Managed FortiSwitch 6.0.4 1xxE DHCP Snooping and Blocking
We updated our FortiGates to 6.0.5 a little while back and are now starting the upgrade to 6.0.x with our FortiSwitches.
I used our secondary location, which only has a single FortiGate and FortiSwitch 124E-POE to test this, and upgraded the FortiSwitch from 3.6.9 to 6.0.4.
Seemed to work okay, then saw no DHCP responses were getting back to clients. The FortiSwitch appeared to be blocking them.
Logging in directly through a management port and checking the vlan interface GUI page showed DHCP Snooping On/Enabled for each vlan interface (with switch port is listed as untrusted) and a warning label saying "DHCP Server(s) have been blocked".
Turning off DHCP snooping for the vlan interface allowed normal DHCP requests and responses.
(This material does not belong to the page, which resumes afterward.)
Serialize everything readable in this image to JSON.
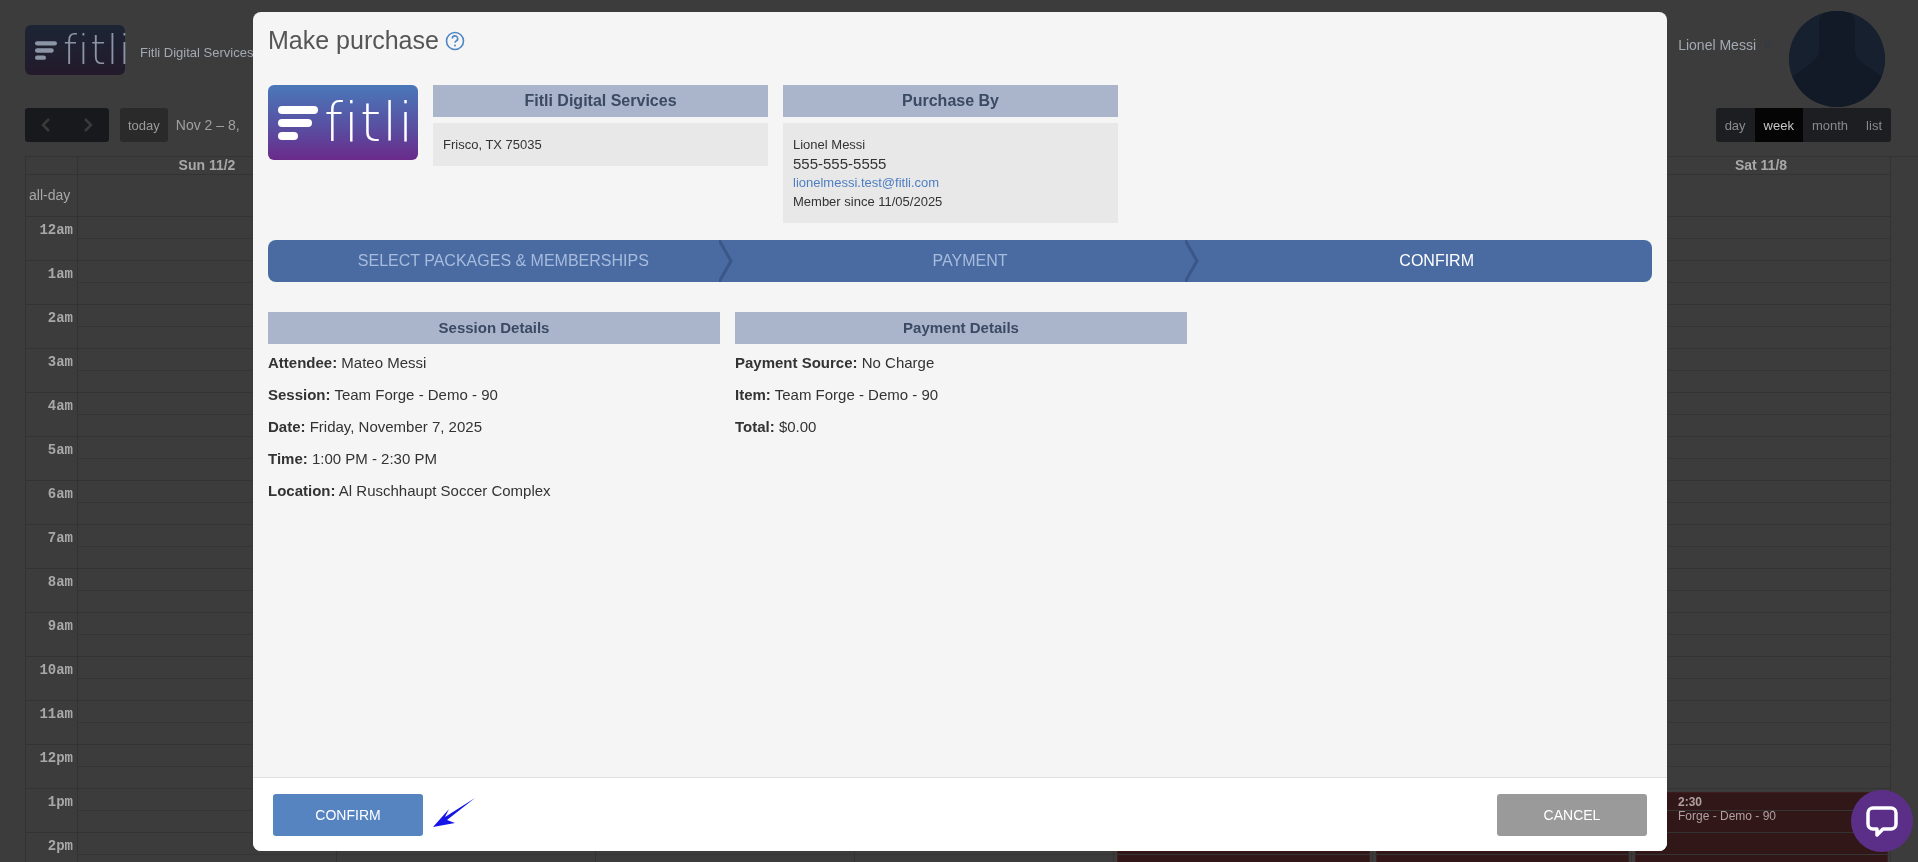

Note that DHCP had been working fine with the switch on 3.6.9 (when managed by a FortiGate on 6.0.5).
Release notes for FortiSwitch 6.0.4 says DHCP Snooping is supported for 1xxE devices, but not DHCP Blocking.
Admin guide for Managed FortiSwitch 6.0.4 says 1xxE switches DON'T support DHCP Snooping nor Blocking.
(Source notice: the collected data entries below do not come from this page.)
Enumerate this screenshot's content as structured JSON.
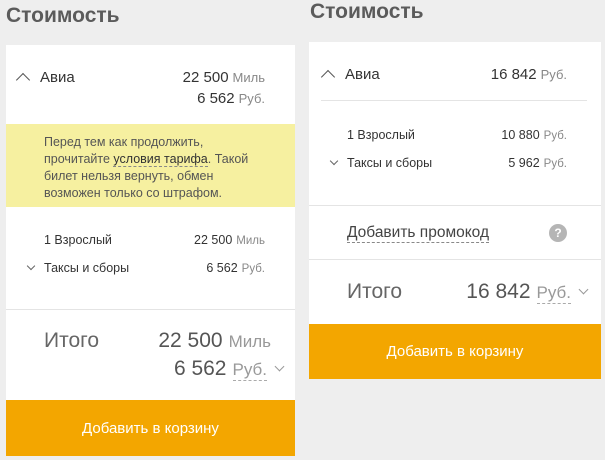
{
  "left": {
    "heading": "Стоимость",
    "air_label": "Авиа",
    "air_miles": "22 500",
    "air_miles_unit": "Миль",
    "air_rub": "6 562",
    "air_rub_unit": "Руб.",
    "notice_part1": "Перед тем как продолжить,",
    "notice_part2": "прочитайте ",
    "notice_link": "условия тарифа",
    "notice_part3": ". Такой",
    "notice_part4": "билет нельзя вернуть, обмен",
    "notice_part5": "возможен только со штрафом.",
    "adult_label": "1 Взрослый",
    "adult_amt": "22 500",
    "adult_unit": "Миль",
    "taxes_label": "Таксы и сборы",
    "taxes_amt": "6 562",
    "taxes_unit": "Руб.",
    "total_label": "Итого",
    "total_miles": "22 500",
    "total_miles_unit": "Миль",
    "total_rub": "6 562",
    "total_rub_unit": "Руб.",
    "cart_button": "Добавить в корзину"
  },
  "right": {
    "heading": "Стоимость",
    "air_label": "Авиа",
    "air_amt": "16 842",
    "air_unit": "Руб.",
    "adult_label": "1 Взрослый",
    "adult_amt": "10 880",
    "adult_unit": "Руб.",
    "taxes_label": "Таксы и сборы",
    "taxes_amt": "5 962",
    "taxes_unit": "Руб.",
    "promo_label": "Добавить промокод",
    "help_glyph": "?",
    "total_label": "Итого",
    "total_amt": "16 842",
    "total_unit": "Руб.",
    "cart_button": "Добавить в корзину"
  }
}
Admin guide for Standalone FortiSwitch 6.0.3 says 1xxE switches DO support DHCP Snooping, but not Blocking.
For a switch that isn't able to DHCP Blocking it seemed to be doing it a bit too well. If the switch (when managed) doesn't support DHCP Snooping, then why is it enabled? Upgraded config issue?
Anybody know whether DHCP Snooping and DHCP Blocking are actually supported, currently broken, not supported, or something else for a 6.0.4 124E-POE FortiSwitch managed by a 6.0.5 FortiGate?
I'd like to understand what's happening with this switch before updating our other location which has 248E and 108E switches, along with non-Fortinet switches.